Deceleration is the most overlooked part of developing top level velocity. I have pitchers who will work out their legs, core and upper body but completely ignore what I consider to be the most important part of reaching your true max velocity. My theory for most pitchers completely ignoring deceleration is that most simply do not know about how important it is. Let's break down what deceleration is and why it is so important.
The saying one of my college coaches used to tell me often is that most pitchers have "great engines paired with bad brakes". What this means is that most pitchers have strong legs, core and upper-body but ignore the muscles that are responsible for slowing their arm down after the baseball is out of their hand. Do you think your body will allow itself to accelerate faster than your deceleration muscles can slow it down? The answer is no. Your body will only travel as fast as it can slow itself down without injury. If you want to develop elite velocity, deceleration is by far the most important part. I have developed several drills to help pitchers improve their brakes (deceleration muscles).

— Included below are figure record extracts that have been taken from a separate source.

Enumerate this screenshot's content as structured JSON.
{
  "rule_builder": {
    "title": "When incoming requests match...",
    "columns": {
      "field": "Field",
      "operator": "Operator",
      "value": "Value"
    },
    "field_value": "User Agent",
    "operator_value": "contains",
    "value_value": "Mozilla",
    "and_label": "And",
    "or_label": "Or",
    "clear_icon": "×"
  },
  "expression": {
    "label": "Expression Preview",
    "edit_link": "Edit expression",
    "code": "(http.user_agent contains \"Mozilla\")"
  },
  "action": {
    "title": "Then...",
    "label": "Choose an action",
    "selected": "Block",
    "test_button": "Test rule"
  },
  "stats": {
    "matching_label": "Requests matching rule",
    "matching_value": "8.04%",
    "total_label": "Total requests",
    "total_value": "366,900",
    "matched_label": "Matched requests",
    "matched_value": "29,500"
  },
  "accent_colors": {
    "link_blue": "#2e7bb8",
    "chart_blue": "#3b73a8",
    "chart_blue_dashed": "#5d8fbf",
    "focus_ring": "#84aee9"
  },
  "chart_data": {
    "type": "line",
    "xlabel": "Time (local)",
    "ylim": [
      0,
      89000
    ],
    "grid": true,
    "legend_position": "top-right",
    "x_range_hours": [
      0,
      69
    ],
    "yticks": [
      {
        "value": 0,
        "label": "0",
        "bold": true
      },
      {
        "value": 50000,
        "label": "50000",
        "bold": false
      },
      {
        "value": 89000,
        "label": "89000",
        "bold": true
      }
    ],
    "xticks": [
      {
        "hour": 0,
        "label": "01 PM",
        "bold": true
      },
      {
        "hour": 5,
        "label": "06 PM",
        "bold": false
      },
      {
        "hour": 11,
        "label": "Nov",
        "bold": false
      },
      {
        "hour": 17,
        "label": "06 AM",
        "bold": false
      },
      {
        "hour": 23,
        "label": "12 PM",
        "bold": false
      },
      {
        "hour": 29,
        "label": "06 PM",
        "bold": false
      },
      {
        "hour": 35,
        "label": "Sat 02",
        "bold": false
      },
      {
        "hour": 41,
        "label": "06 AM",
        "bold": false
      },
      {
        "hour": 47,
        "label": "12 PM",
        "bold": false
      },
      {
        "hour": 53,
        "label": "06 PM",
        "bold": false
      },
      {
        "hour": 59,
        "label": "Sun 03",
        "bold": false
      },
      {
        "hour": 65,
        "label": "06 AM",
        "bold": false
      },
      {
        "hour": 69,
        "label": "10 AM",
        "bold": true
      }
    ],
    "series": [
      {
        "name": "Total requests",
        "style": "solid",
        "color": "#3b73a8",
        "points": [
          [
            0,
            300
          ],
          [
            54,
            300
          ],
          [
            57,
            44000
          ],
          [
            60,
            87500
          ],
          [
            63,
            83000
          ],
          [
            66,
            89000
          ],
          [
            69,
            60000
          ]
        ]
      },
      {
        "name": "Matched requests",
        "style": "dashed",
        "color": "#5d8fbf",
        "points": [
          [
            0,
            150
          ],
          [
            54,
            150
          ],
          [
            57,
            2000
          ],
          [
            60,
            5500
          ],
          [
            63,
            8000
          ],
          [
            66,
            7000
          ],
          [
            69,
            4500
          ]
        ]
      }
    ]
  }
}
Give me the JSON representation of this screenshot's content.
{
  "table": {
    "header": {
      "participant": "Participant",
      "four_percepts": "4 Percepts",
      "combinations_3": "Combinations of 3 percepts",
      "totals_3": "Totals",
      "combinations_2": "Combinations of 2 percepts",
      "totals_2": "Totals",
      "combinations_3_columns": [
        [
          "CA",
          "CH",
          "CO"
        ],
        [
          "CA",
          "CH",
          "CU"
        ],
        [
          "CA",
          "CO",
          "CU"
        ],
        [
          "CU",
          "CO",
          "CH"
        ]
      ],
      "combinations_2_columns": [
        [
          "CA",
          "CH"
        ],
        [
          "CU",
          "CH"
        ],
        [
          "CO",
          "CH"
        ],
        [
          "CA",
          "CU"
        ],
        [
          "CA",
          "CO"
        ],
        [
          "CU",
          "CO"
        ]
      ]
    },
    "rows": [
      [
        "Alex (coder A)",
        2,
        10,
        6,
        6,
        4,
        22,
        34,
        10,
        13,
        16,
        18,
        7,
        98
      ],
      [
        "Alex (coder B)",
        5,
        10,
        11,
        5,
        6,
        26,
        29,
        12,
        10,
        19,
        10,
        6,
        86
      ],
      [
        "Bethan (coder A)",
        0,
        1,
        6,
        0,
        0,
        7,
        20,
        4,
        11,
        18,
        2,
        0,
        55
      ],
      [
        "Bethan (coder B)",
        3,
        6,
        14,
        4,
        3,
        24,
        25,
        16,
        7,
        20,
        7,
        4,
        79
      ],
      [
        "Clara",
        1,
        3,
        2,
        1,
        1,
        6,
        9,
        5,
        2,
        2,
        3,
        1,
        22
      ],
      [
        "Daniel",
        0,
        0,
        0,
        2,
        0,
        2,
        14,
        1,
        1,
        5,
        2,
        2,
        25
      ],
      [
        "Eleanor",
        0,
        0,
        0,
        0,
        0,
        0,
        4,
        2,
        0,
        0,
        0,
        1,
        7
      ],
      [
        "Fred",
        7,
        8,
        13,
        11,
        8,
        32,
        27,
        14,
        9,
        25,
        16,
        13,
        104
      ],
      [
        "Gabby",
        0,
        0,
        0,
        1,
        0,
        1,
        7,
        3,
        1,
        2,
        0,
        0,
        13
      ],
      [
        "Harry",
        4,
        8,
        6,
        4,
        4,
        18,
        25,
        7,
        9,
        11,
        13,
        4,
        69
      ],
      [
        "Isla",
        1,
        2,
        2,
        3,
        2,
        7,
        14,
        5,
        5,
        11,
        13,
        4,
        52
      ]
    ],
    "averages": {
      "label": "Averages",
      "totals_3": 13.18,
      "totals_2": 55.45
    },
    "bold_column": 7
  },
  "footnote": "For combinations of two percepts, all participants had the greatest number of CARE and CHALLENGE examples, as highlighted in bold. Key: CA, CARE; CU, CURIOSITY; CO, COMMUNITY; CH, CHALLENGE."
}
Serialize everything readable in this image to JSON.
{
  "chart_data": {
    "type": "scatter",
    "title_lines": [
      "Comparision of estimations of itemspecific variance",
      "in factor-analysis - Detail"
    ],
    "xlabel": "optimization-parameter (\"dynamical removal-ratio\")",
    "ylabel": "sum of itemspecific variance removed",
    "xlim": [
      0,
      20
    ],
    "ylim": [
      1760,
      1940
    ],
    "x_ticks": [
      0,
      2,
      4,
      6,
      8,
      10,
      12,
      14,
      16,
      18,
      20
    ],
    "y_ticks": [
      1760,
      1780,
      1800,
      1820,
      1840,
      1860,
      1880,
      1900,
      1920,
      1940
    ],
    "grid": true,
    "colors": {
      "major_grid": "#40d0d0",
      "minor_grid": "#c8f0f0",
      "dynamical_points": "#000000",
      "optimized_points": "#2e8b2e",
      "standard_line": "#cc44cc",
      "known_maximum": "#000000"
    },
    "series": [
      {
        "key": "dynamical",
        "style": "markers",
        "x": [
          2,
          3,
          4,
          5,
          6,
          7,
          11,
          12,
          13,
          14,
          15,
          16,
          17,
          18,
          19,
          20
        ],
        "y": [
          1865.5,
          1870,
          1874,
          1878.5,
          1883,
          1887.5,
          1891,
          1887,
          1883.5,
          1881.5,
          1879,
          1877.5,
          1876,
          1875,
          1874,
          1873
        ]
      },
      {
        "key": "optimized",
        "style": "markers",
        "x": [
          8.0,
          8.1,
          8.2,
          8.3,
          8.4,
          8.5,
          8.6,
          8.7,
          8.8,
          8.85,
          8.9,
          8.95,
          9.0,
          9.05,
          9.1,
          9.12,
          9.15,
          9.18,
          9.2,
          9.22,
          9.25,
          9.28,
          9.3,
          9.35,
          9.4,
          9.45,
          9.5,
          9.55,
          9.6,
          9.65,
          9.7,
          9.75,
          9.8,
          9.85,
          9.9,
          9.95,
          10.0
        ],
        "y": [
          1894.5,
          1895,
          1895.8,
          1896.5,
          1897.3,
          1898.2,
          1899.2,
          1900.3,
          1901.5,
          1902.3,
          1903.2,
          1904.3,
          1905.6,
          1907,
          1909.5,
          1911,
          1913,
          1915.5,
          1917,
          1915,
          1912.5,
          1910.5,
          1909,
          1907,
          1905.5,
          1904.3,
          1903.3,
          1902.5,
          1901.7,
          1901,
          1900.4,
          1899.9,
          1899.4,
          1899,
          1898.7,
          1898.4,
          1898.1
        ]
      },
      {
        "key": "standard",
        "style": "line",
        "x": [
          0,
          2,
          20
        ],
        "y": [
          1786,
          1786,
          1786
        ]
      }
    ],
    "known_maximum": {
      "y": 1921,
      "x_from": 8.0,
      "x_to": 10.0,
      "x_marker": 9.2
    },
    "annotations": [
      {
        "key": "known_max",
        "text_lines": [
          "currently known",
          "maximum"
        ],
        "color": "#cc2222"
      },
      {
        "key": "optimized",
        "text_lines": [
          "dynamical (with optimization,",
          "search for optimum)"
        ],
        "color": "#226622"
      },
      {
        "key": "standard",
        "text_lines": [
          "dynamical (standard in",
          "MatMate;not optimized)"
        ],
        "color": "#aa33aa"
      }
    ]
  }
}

Pronation is the naturally occurring movement that happens after you release the baseball. Pronation is the turning inward of the wrist and forearm after the baseball is out of your hand. The faster and more explosively we pronate, the faster our arm will be able to accelerate. Pronation will protect your elbow and shoulder from injury.
In football, deceleration and pronation are taught at the youth levels. Take a look at the picture of Drew Brees to the left. Quarterbacks are the most dynamic throwers on the planet. If they do not pronate after they release a much heavier football, their shoulders would break down. Baseball has overlooked the most important part in developing maximum velocity.
If you want to reach your true potential as a pitcher and join the 90+ mph club, you have to commit to deceleration and pronation on a daily basis.